After the May 21 press release saying the company had properties containing $200 million worth of coal and coal-bed methane, Mountain Energy issued a press release on June 18 stating flatly and with no sources that the properties contained 2 billion cubic feet of natural gas and 10 million tons of coal.
That same release said the new company had 20,000 acres of oil and gas properties. Later, on June 24, the company issued a release saying that the 20,000-acre number was a typographical error and that the real number was more like 5,000 acres.
The West Virginia properties that are at the core of the company's claims comprise 62 tracts totaling about 6,200 acres, which were bought for payment of back taxes, said Marc Tow, the California real estate lawyer who sold the properties to Mountain Energy.
Usleton said the company was able to make its claim that the properties held as much as $200 million in coal and natural gas based on hypothetical estimates provided by the West Virginia Geologic and Economic Survey, a state agency that researches oil, coal and gas reserves.
But Steve McClelland, head of the services section at that agency, says the agency has no idea what sort of reserves are on any Mountain Energy properties for a simple reason: It has no idea where the tracts are located, nor has anyone at Mountain Energy offered to tell anyone at the agency where they are located.
"Their statement about West Virginia properties is very, very vague," McClelland said. "When we could not get an accurate location, all we could do is tell people that we could not say for sure there was not coal or gas on these tracts."
"We are still in the dark; we are curious where the properties really are," he added.
Nor did Mountain Energy ever seek permits to drill or mine on any of its properties in West Virginia, according to a spokesman for the state's Division of Environmental Protection, the agency that issues such permits.
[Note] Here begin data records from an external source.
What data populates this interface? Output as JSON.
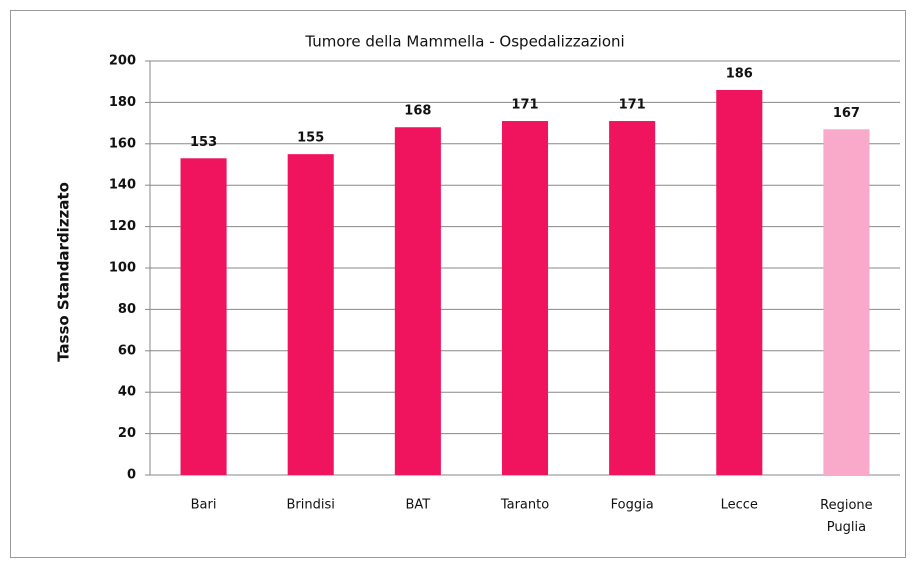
{
  "chart_data": {
    "type": "bar",
    "title": "Tumore della Mammella - Ospedalizzazioni",
    "y_label": "Tasso Standardizzato",
    "categories": [
      "Bari",
      "Brindisi",
      "BAT",
      "Taranto",
      "Foggia",
      "Lecce",
      "Regione Puglia"
    ],
    "values": [
      153,
      155,
      168,
      171,
      171,
      186,
      167
    ],
    "colors": [
      "#f0135e",
      "#f0135e",
      "#f0135e",
      "#f0135e",
      "#f0135e",
      "#f0135e",
      "#f9a9c9"
    ],
    "ylim": [
      0,
      200
    ],
    "yticks": [
      0,
      20,
      40,
      60,
      80,
      100,
      120,
      140,
      160,
      180,
      200
    ],
    "grid": true
  }
}
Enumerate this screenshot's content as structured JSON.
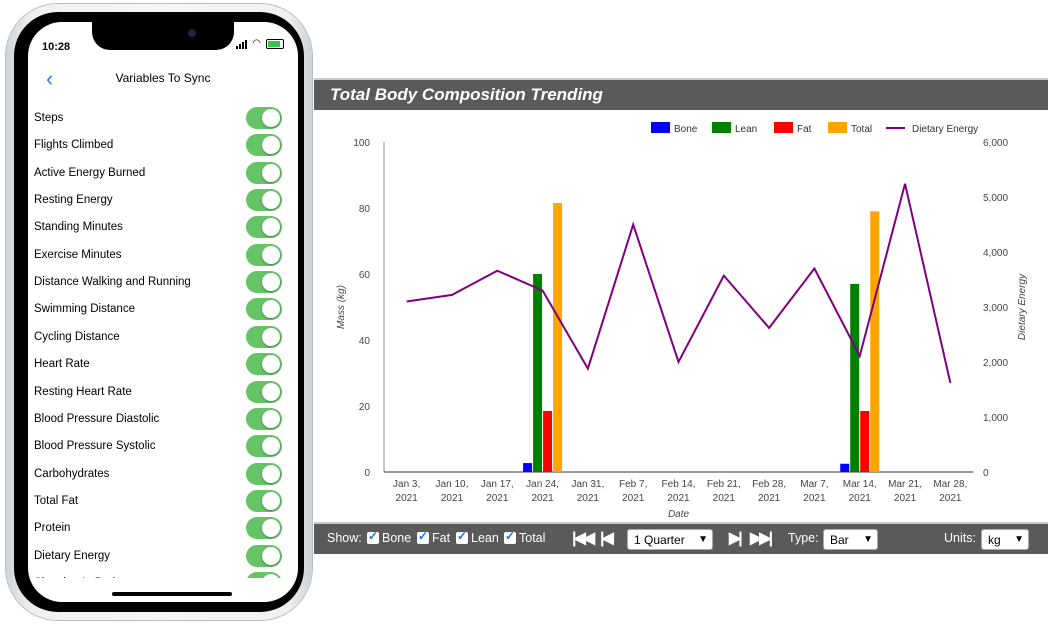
{
  "phone": {
    "status_time": "10:28",
    "nav_title": "Variables To Sync",
    "items": [
      {
        "label": "Steps",
        "on": true
      },
      {
        "label": "Flights Climbed",
        "on": true
      },
      {
        "label": "Active Energy Burned",
        "on": true
      },
      {
        "label": "Resting Energy",
        "on": true
      },
      {
        "label": "Standing Minutes",
        "on": true
      },
      {
        "label": "Exercise Minutes",
        "on": true
      },
      {
        "label": "Distance Walking and Running",
        "on": true
      },
      {
        "label": "Swimming Distance",
        "on": true
      },
      {
        "label": "Cycling Distance",
        "on": true
      },
      {
        "label": "Heart Rate",
        "on": true
      },
      {
        "label": "Resting Heart Rate",
        "on": true
      },
      {
        "label": "Blood Pressure Diastolic",
        "on": true
      },
      {
        "label": "Blood Pressure Systolic",
        "on": true
      },
      {
        "label": "Carbohydrates",
        "on": true
      },
      {
        "label": "Total Fat",
        "on": true
      },
      {
        "label": "Protein",
        "on": true
      },
      {
        "label": "Dietary Energy",
        "on": true
      },
      {
        "label": "Sleeping In Bed",
        "on": true
      }
    ],
    "colors": {
      "accent": "#2f7cf6",
      "toggle_on": "#65c466"
    }
  },
  "chart_panel": {
    "title": "Total Body Composition Trending",
    "toolbar": {
      "show_label": "Show:",
      "checkboxes": [
        {
          "label": "Bone",
          "checked": true
        },
        {
          "label": "Fat",
          "checked": true
        },
        {
          "label": "Lean",
          "checked": true
        },
        {
          "label": "Total",
          "checked": true
        }
      ],
      "first_icon": "skip-to-start-icon",
      "prev_icon": "step-back-icon",
      "period": "1 Quarter",
      "next_icon": "step-forward-icon",
      "last_icon": "skip-to-end-icon",
      "type_label": "Type:",
      "type_value": "Bar",
      "units_label": "Units:",
      "units_value": "kg"
    }
  },
  "chart_data": {
    "type": "bar",
    "combo": "bar + line (secondary axis)",
    "title": "Total Body Composition Trending",
    "xlabel": "Date",
    "ylabel": "Mass (kg)",
    "y2label": "Dietary Energy",
    "ylim": [
      0,
      100
    ],
    "y2lim": [
      0,
      6000
    ],
    "yticks": [
      "0",
      "20",
      "40",
      "60",
      "80",
      "100"
    ],
    "y2ticks": [
      "0",
      "1,000",
      "2,000",
      "3,000",
      "4,000",
      "5,000",
      "6,000"
    ],
    "categories": [
      [
        "Jan 3,",
        "2021"
      ],
      [
        "Jan 10,",
        "2021"
      ],
      [
        "Jan 17,",
        "2021"
      ],
      [
        "Jan 24,",
        "2021"
      ],
      [
        "Jan 31,",
        "2021"
      ],
      [
        "Feb 7,",
        "2021"
      ],
      [
        "Feb 14,",
        "2021"
      ],
      [
        "Feb 21,",
        "2021"
      ],
      [
        "Feb 28,",
        "2021"
      ],
      [
        "Mar 7,",
        "2021"
      ],
      [
        "Mar 14,",
        "2021"
      ],
      [
        "Mar 21,",
        "2021"
      ],
      [
        "Mar 28,",
        "2021"
      ]
    ],
    "legend_position": "top-right",
    "grid": false,
    "bar_series": [
      {
        "name": "Bone",
        "color": "#0000ff",
        "values": [
          null,
          null,
          null,
          2.7,
          null,
          null,
          null,
          null,
          null,
          null,
          2.5,
          null,
          null
        ]
      },
      {
        "name": "Lean",
        "color": "#008000",
        "values": [
          null,
          null,
          null,
          60,
          null,
          null,
          null,
          null,
          null,
          null,
          57,
          null,
          null
        ]
      },
      {
        "name": "Fat",
        "color": "#ff0000",
        "values": [
          null,
          null,
          null,
          18.5,
          null,
          null,
          null,
          null,
          null,
          null,
          18.5,
          null,
          null
        ]
      },
      {
        "name": "Total",
        "color": "#ffa500",
        "values": [
          null,
          null,
          null,
          81.5,
          null,
          null,
          null,
          null,
          null,
          null,
          79,
          null,
          null
        ]
      }
    ],
    "line_series": [
      {
        "name": "Dietary Energy",
        "color": "#800080",
        "axis": "right",
        "values": [
          3100,
          3220,
          3660,
          3300,
          1880,
          4500,
          2000,
          3570,
          2620,
          3700,
          2110,
          5240,
          1620
        ]
      }
    ]
  }
}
Tow is astonished that anyone would issue a press release saying the property was worth $200 million.
"I do not understand how those press releases got out there; it is not the truth," Tow said. He would not say how much he paid for the properties but said he paid "real money" for them.
Tow said he was the first person to talk to the SEC. Usleton says that he has been talking to the SEC since June 2.
For Tow, the Mountain Energy saga has led to a torrent of unsubstantiated allegations, all of which he says are completely false. He says he has done nothing wrong but has been pilloried on the Internet by "crazies."
"Someone called my house and told my son that his father was going to die," Tow said. "I have been tried on the Internet."
Based on the questionnaires sent to investors from the SEC, the claims about the West Virginia properties appear to be the central issue the agency is looking into. The document contains 12 questions, asking investors how they came to buy the stock, what they read about it and who they may have spoken to regarding the stock that might have influenced their choice.
In the final days of the company's existence, all eight employees were let go and Usleton, as the sole remaining director of the company, accepted his own resignation. He now says that he was never given a chance to run the company as he wanted.
His last act at Mountain Energy was signing over to himself all of the company's furniture, fixtures and equipment, as well as an oil and gas lease on 2,900 acres in the Austin Chalk near Giddings. The Austin Chalk, a geological trend that runs from Central Texas to Louisiana, is associated with oil and gas production.
The West Virginia properties are still owned by Mountain Energy.
Usleton said he bought the Austin Chalk leases with money borrowed from the bank and they are the only assets of his new Ibis Energy, which he is running from his home.
And while Ibis Energy is still a private company, Usleton says he hopes to take it public soon.